You should remove the "ELEMENT REFERENCES" section of
doc/src/sgml/ref/create_table.sgml, and move any still relevant bits
elsewhere since we do not support this syntax.

The sql-createtable-foreign-key-arrays section need to be updated to
remove references to "ELEMENT REFERENCES".

Your indentation in doc/src/sgml/catalogs.sgml is two spaces but the
rest of the file looks like it uses 1 space indentation. Additionally
you seem to have accidentally reindented something which was correctly
indented.

Same with the idnentation in doc/src/sgml/ddl.sgml and
doc/src/sgml/ref/create_table.sgml.

- <varlistentry>
+ <varlistentry id="sql-createtable-foreign-key" xreflabel="FOREIGN KEY">

You have accidentally reindented this in doc/src/sgml/ref/create_table.sgml.

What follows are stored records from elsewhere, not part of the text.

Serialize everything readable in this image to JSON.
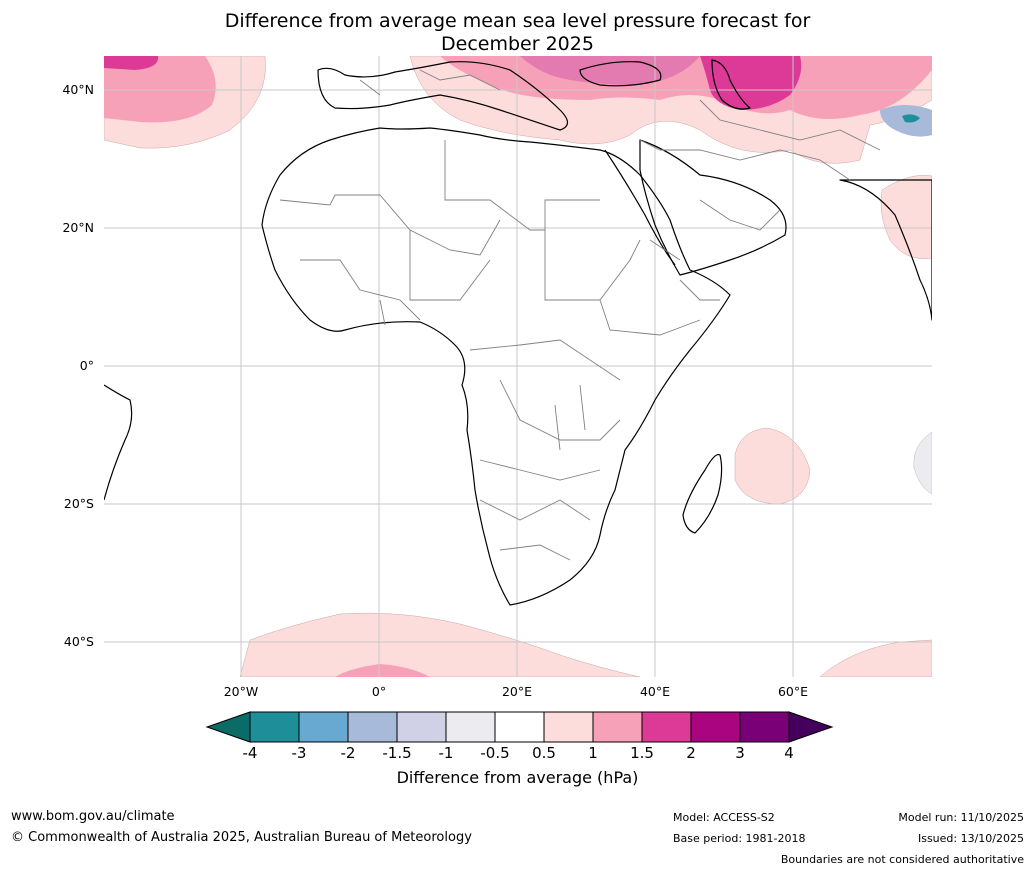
{
  "title_line1": "Difference from average mean sea level pressure forecast for",
  "title_line2": "December 2025",
  "lat_labels": [
    "40°N",
    "20°N",
    "0°",
    "20°S",
    "40°S"
  ],
  "lon_labels": [
    "20°W",
    "0°",
    "20°E",
    "40°E",
    "60°E"
  ],
  "colorbar": {
    "ticks": [
      "-4",
      "-3",
      "-2",
      "-1.5",
      "-1",
      "-0.5",
      "0.5",
      "1",
      "1.5",
      "2",
      "3",
      "4"
    ],
    "colors": [
      "#0b6b66",
      "#1e8f98",
      "#67a9d1",
      "#a7bad9",
      "#d0d0e6",
      "#ececf0",
      "#ffffff",
      "#fddcdc",
      "#f7a1b8",
      "#dd3a97",
      "#ab0480",
      "#7a0077",
      "#44005c"
    ],
    "label": "Difference from average (hPa)"
  },
  "footer": {
    "website": "www.bom.gov.au/climate",
    "copyright": "© Commonwealth of Australia 2025, Australian Bureau of Meteorology",
    "model": "Model: ACCESS-S2",
    "base_period": "Base period: 1981-2018",
    "model_run": "Model run: 11/10/2025",
    "issued": "Issued: 13/10/2025",
    "disclaimer": "Boundaries are not considered authoritative"
  }
}
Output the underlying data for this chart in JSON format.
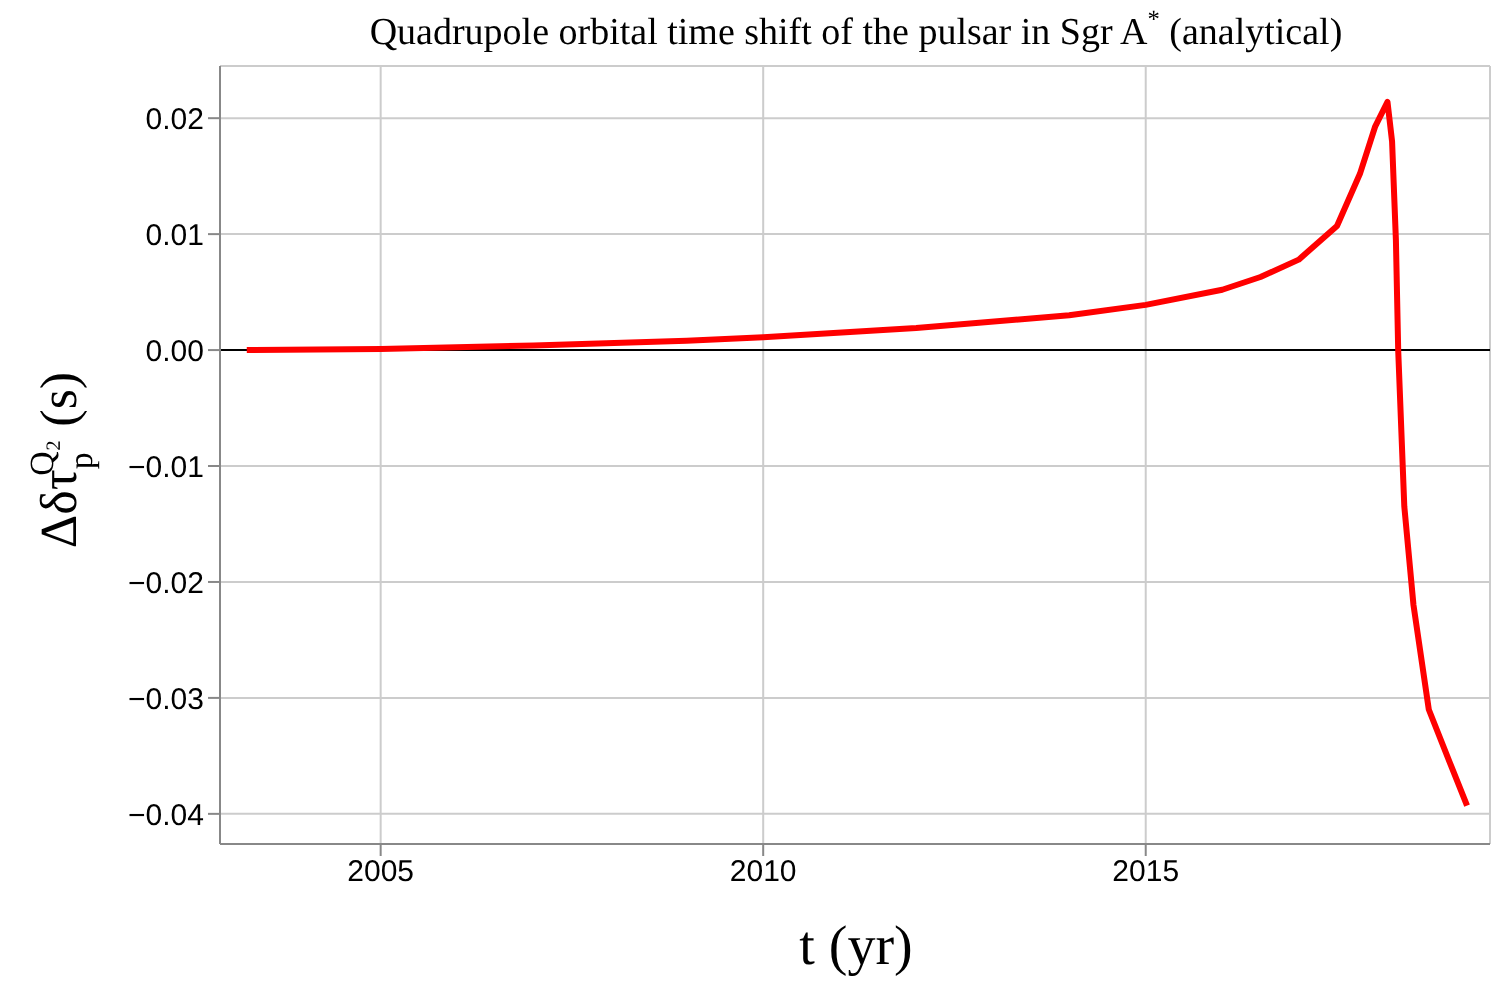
{
  "chart_data": {
    "type": "line",
    "title": "Quadrupole orbital time shift of the pulsar in Sgr A$^{*}$ (analytical)",
    "xlabel": "t (yr)",
    "ylabel": "Δδτ$_{p}$$^{Q₂}$ (s)",
    "x": [
      2003.25,
      2005,
      2007,
      2009,
      2010,
      2012,
      2014,
      2015,
      2016,
      2016.5,
      2017,
      2017.5,
      2017.8,
      2018.0,
      2018.16,
      2018.22,
      2018.27,
      2018.3,
      2018.38,
      2018.5,
      2018.7,
      2019.0,
      2019.2
    ],
    "series": [
      {
        "color": "#ff0000",
        "values": [
          0,
          0.0001,
          0.0004,
          0.0008,
          0.0011,
          0.0019,
          0.003,
          0.0039,
          0.0052,
          0.0063,
          0.0078,
          0.0107,
          0.0152,
          0.0193,
          0.0214,
          0.018,
          0.0095,
          0,
          -0.0135,
          -0.022,
          -0.031,
          -0.036,
          -0.0393
        ]
      }
    ],
    "xlim": [
      2002.9,
      2019.5
    ],
    "xticks": [
      2005,
      2010,
      2015
    ],
    "ylim": [
      -0.0426,
      0.0245
    ],
    "yticks": [
      {
        "value": -0.04,
        "label": "−0.04"
      },
      {
        "value": -0.03,
        "label": "−0.03"
      },
      {
        "value": -0.02,
        "label": "−0.02"
      },
      {
        "value": -0.01,
        "label": "−0.01"
      },
      {
        "value": 0,
        "label": "0.00"
      },
      {
        "value": 0.01,
        "label": "0.01"
      },
      {
        "value": 0.02,
        "label": "0.02"
      }
    ],
    "grid": true,
    "marker": "none",
    "line_style": "solid",
    "ref_lines": [
      {
        "axis": "y",
        "value": 0,
        "color": "#000000"
      }
    ]
  }
}
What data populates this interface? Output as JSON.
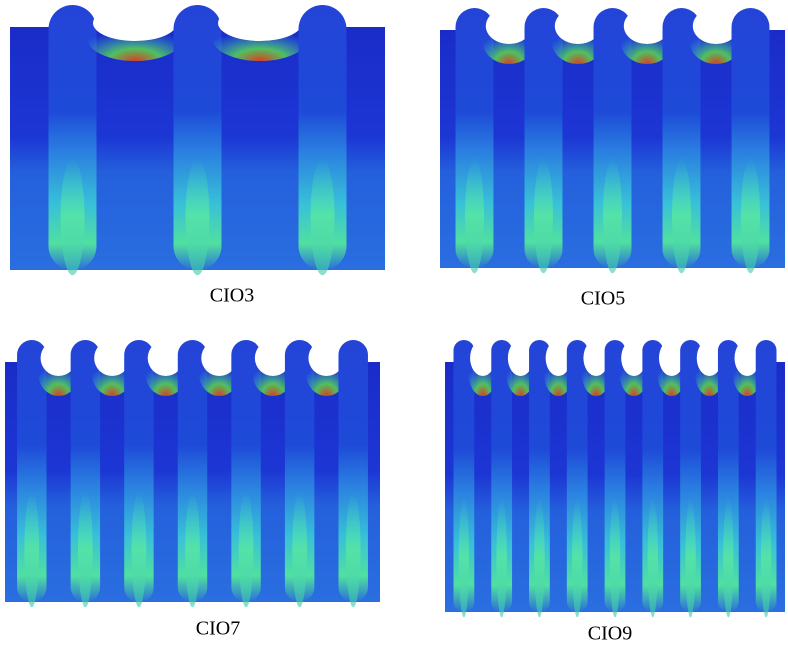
{
  "panels": [
    {
      "label": "CIO3"
    },
    {
      "label": "CIO5"
    },
    {
      "label": "CIO7"
    },
    {
      "label": "CIO9"
    }
  ]
}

The paragraph in doc/src/sgml/ref/create_table.sgml which starts with
"In case the column name" seems to actually be multiple paragraphs. Is
that intentional or a mistake?

The documentation in doc/src/sgml/ddl.sgml mentions that "it must be
written in table constraint form" for when you have multiple columns,
but I feel this is just redundant and confusing since this is always
true, both for array foreign keys and for when you have multiple columns.

The documentation in doc/src/sgml/ddl.sgml should mention that we only
support one array reference per foreign key.

Maybe the documentation in doc/src/sgml/ddl.sgml should mention that we
only support the table constraint form.